You can see that the Sloan g filter almost entire covers the B and G bandwidth of the astrodon filters. This makes it nearly impossible to separate them, but due to the nature of astronomical objects this isn’t much of an issue. Objects tend to be very blue due to the light from bright blue stars or a cyan color from the light emitted by ionized oxygen. So from this perspective if we come up with an equation that modifies the green channel based on the g and r data we might end up with an image fairly close to ‘true’ RGB. What I found works best is the Average Neutral Protection method described in the Subtractive Chromatic Noise Reduction section of the PixInsight documentation. This takes the minimum of the of the pseudo green channel and the average of the pseudo red and blue channels. The idea of this filter was to remove background green noise from OSC and DSLR cameras but keep the green channel of the objects and stars in the image protected.  In our application it works wonderfully at shifting the cyan color to more of a true blue for galaxies and reflection nebula.  Planetary nebulae tend to be shifted slightly to the blue as well, although this can be corrected some by playing with the ratios in the PseudoG calculation.

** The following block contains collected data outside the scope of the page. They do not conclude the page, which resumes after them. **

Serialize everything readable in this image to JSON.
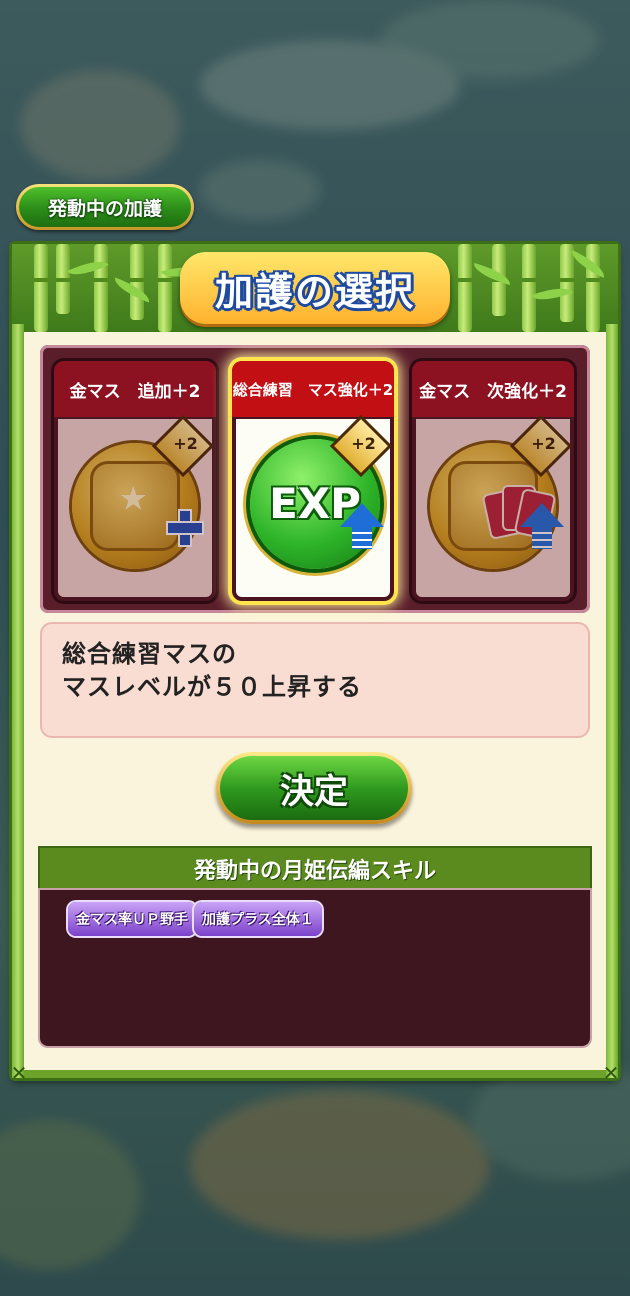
{
  "header": {
    "active_blessing_label": "発動中の加護"
  },
  "dialog": {
    "title": "加護の選択",
    "cards": [
      {
        "label": "金マス　追加＋2",
        "badge": "+2",
        "icon": "gold-star-coin-plus-icon",
        "selected": false
      },
      {
        "label": "総合練習　マス強化＋2",
        "badge": "+2",
        "icon": "exp-coin-up-arrow-icon",
        "coin_text": "EXP",
        "selected": true
      },
      {
        "label": "金マス　次強化＋2",
        "badge": "+2",
        "icon": "gold-cards-coin-up-arrow-icon",
        "selected": false
      }
    ],
    "description": {
      "line1": "総合練習マスの",
      "line2": "マスレベルが５０上昇する"
    },
    "confirm_label": "決定",
    "skills": {
      "heading": "発動中の月姫伝編スキル",
      "chips": [
        "金マス率ＵＰ野手",
        "加護プラス全体１"
      ]
    }
  },
  "colors": {
    "panel_green": "#6ea32b",
    "card_header_red": "#8c1221",
    "selected_glow": "#ffe44c",
    "skill_chip_purple": "#7b42c9"
  }
}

Based on the Astrodon RGB vs. Sloan I’ve come up with this set of equations to make an psuedo RGB image. The values use see in the equations are based on the relative areas of the v, g & r filters compared to the Astrodon R, G and B:

PseudoR = r
PseudoB = g
TmpG = 0.976867918*G + 0.023132082*R
PseudoG = 0.4*TmpG + 0.6*min(TmpG, (r + g)/2)


Similarly these are the equations for the Johnson filters:

PseudoR = 0.292901909*V + 0.707098091*R
PseudoB = 0.995890089*V + 0.004109911*R
TmpG = 0.872704584*V + 0.127295416*R
PseudoG = 0.4*TmpG + 0.6*min(TmpG, (PseudoR + PseudoB)/2)


Here are some example images from the SDSS-III data. There is minimal processing on these images (although most of the images are mosaics). I’ve done a linear fit between g & r data before combining into an RGB. A non-linear stretch was performed to make the objects visible on a monitor. The saturation was pushed a bit to bring out the color more. After saturation boosting I did a color balance (background leveling and white point based on image statistics) and then resized them for the web:


For the Johnson filters, here is M51 using the students data. I’ve done much more processing to this as it was significantly more noisy than the SDSS-III data but I did use the equations mentioned above for generating the color image:


I felt like my processing of the students data was a success and in the process of preparing to work with them I realized there are lots of scientific resources out there who’s data is freely available to play with. This has really helped me keep my eye in with image processing and at the same time I’ve been able to examine some fantastic objects several of which I will probably image myself in the future. So, when the clouds are hanging around for months at a time, download some data from the SDSS repository and have some fun.

I hope you find this fun and useful!